VF.com: What’s your ultimate vision for the future of transportation?

Logan Green: The experience we’re seeing today is just the tip of the iceberg. And as autonomous vehicles come to market and become more of a mature technology, the majority of the population, we believe, will stop choosing to own a car. When you imagine the experience of being able to open up the app and choosing whatever type of car you want, the car is 30 seconds away, waiting for you, picks you up in an instant—when you’re going to work you can have the cheap commuter car, when you’re going on a family trip you can have a family Lyft, a big S.U.V., a nice car for date night. You’ll have whatever car you want whenever you want. All the hassles of car ownership go away. You’re never missing a day of work to take your car to the shop. You’re never spending time at a gas station. Parking lots go away. Look at any street and you see cars parked on both sides. That all changes. Ultimately, cities evolve to be built more around people than cars.

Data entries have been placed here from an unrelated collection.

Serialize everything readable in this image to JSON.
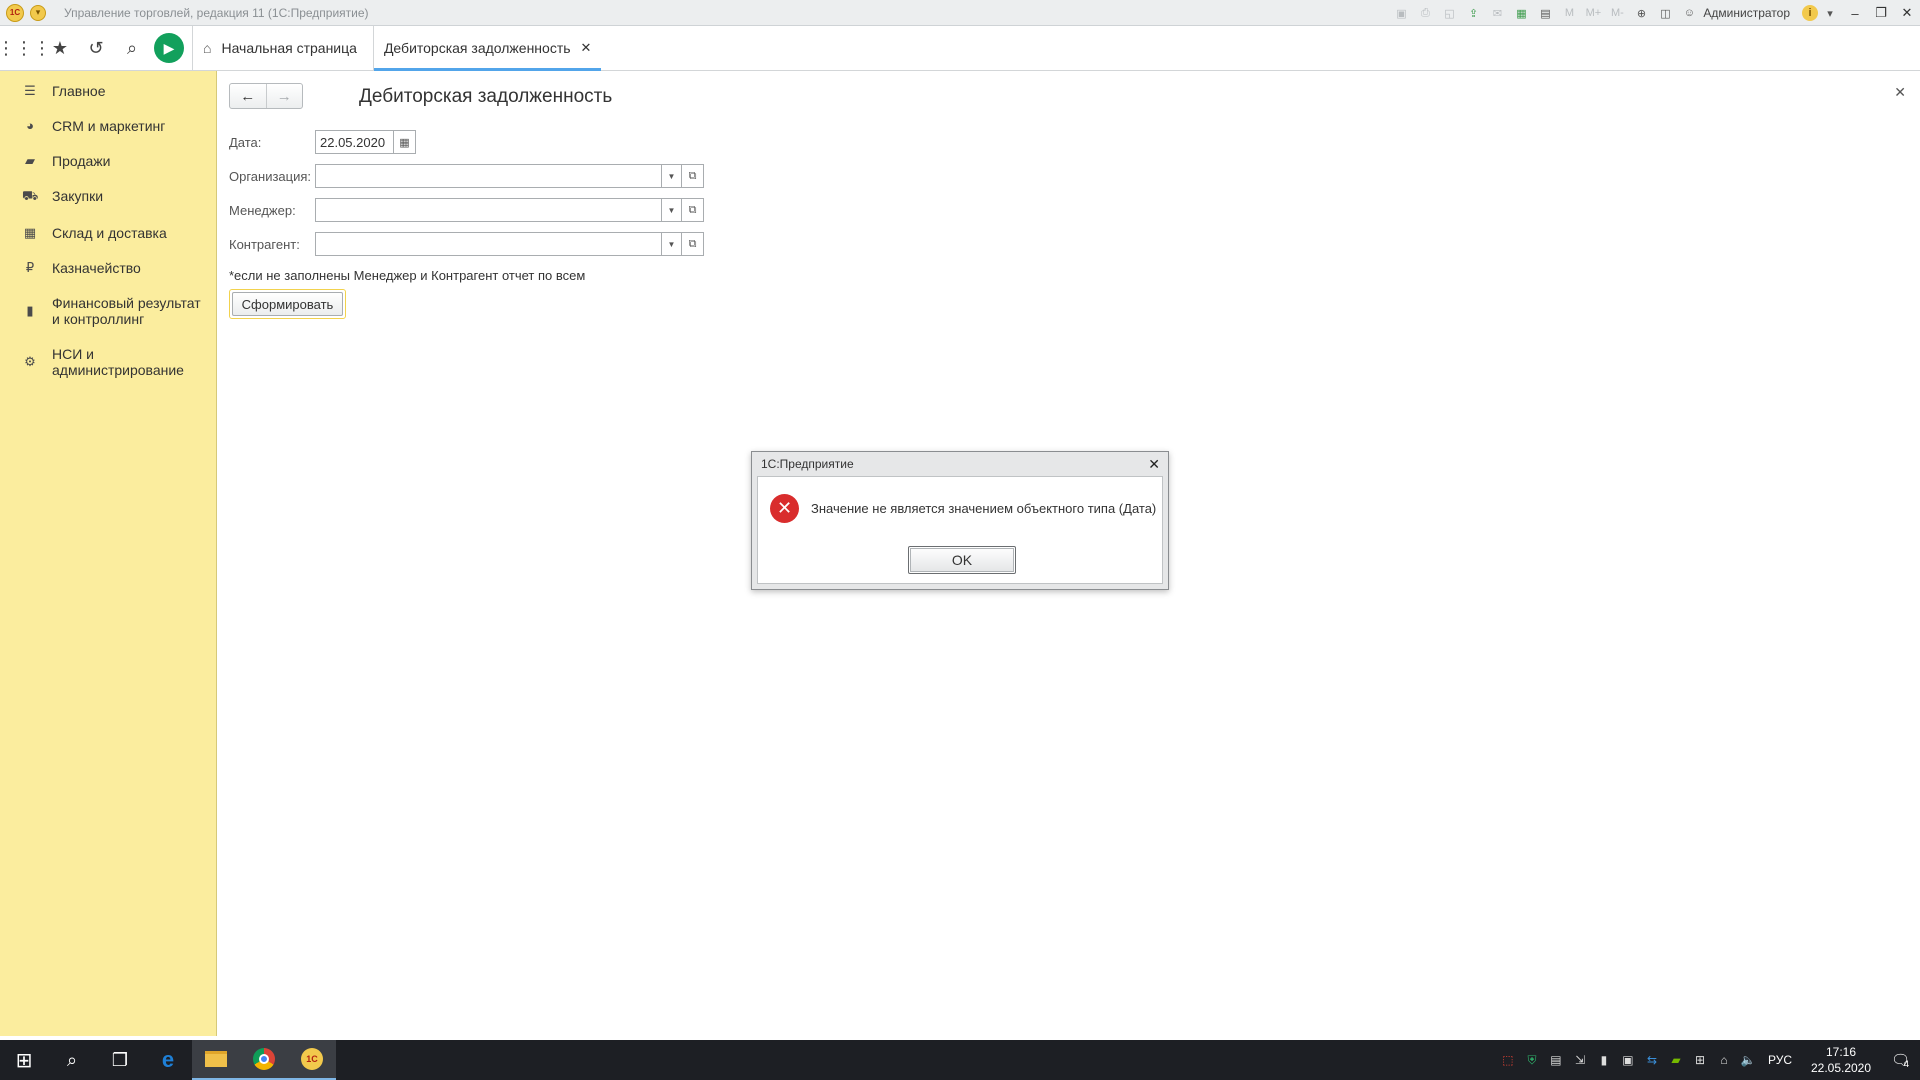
{
  "titlebar": {
    "logo": "1С",
    "title": "Управление торговлей, редакция 11  (1С:Предприятие)",
    "user": "Администратор",
    "icons": [
      "save-icon",
      "print-icon",
      "preview-icon",
      "upload-icon",
      "mail-icon",
      "table-icon",
      "calendar-icon",
      "m-icon",
      "m-plus-icon",
      "m-minus-icon",
      "zoom-icon",
      "panels-icon",
      "user-icon",
      "info-icon"
    ],
    "m_label": "M",
    "m_plus_label": "M+",
    "m_minus_label": "M-"
  },
  "toolbar": {
    "home_tab": "Начальная страница",
    "active_tab": "Дебиторская задолженность"
  },
  "sidebar": {
    "items": [
      {
        "label": "Главное",
        "icon": "menu-lines-icon"
      },
      {
        "label": "CRM и маркетинг",
        "icon": "pie-chart-icon"
      },
      {
        "label": "Продажи",
        "icon": "shopping-bag-icon"
      },
      {
        "label": "Закупки",
        "icon": "cart-icon"
      },
      {
        "label": "Склад и доставка",
        "icon": "grid-icon"
      },
      {
        "label": "Казначейство",
        "icon": "ruble-coin-icon"
      },
      {
        "label": "Финансовый результат и контроллинг",
        "icon": "bar-chart-icon"
      },
      {
        "label": "НСИ и администрирование",
        "icon": "gear-icon"
      }
    ]
  },
  "form": {
    "title": "Дебиторская задолженность",
    "date_label": "Дата:",
    "date_value": "22.05.2020",
    "org_label": "Организация:",
    "manager_label": "Менеджер:",
    "counterparty_label": "Контрагент:",
    "note": "*если не заполнены Менеджер и Контрагент отчет по всем",
    "generate_button": "Сформировать"
  },
  "dialog": {
    "title": "1С:Предприятие",
    "message": "Значение не является значением объектного типа (Дата)",
    "ok_button": "OK"
  },
  "taskbar": {
    "apps": [
      "windows-start-icon",
      "search-icon",
      "task-view-icon",
      "edge-icon",
      "file-explorer-icon",
      "chrome-icon",
      "1c-app-icon"
    ],
    "app_1c_label": "1С",
    "language": "РУС",
    "time": "17:16",
    "date": "22.05.2020",
    "notifications_count": "4"
  },
  "colors": {
    "sidebar_bg": "#fbed9e",
    "accent_tab": "#52a5ea",
    "go_button": "#12a05c",
    "error_icon": "#d92d2d",
    "taskbar_bg": "#1d1f24"
  }
}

John Zimmer: That’s what’s most exciting to us. By rebuilding transportation so that you’re not owning this thing that just sits there all the time, you get to rebuild cities in the process. If we do this right as a country, we have a chance to re-create our cities with the people, rather than cars, at the center. Our cities today have been built for the car. They’ve been built for car ownership. Imagine walking around in the city where you don’t see any parking lots and you don’t need that many roads.

So it’s not just new kinds of cars, it’s also changing the way cities work. So the driving and car sales jobs that are lost may well be balanced off with new kinds of jobs that come from new kinds of cities. And certainly one reason to be a passenger rather than a driver is that it’s the best way to catch a lof of Pokémon. But don’t try playing while you drive, you could get hurt.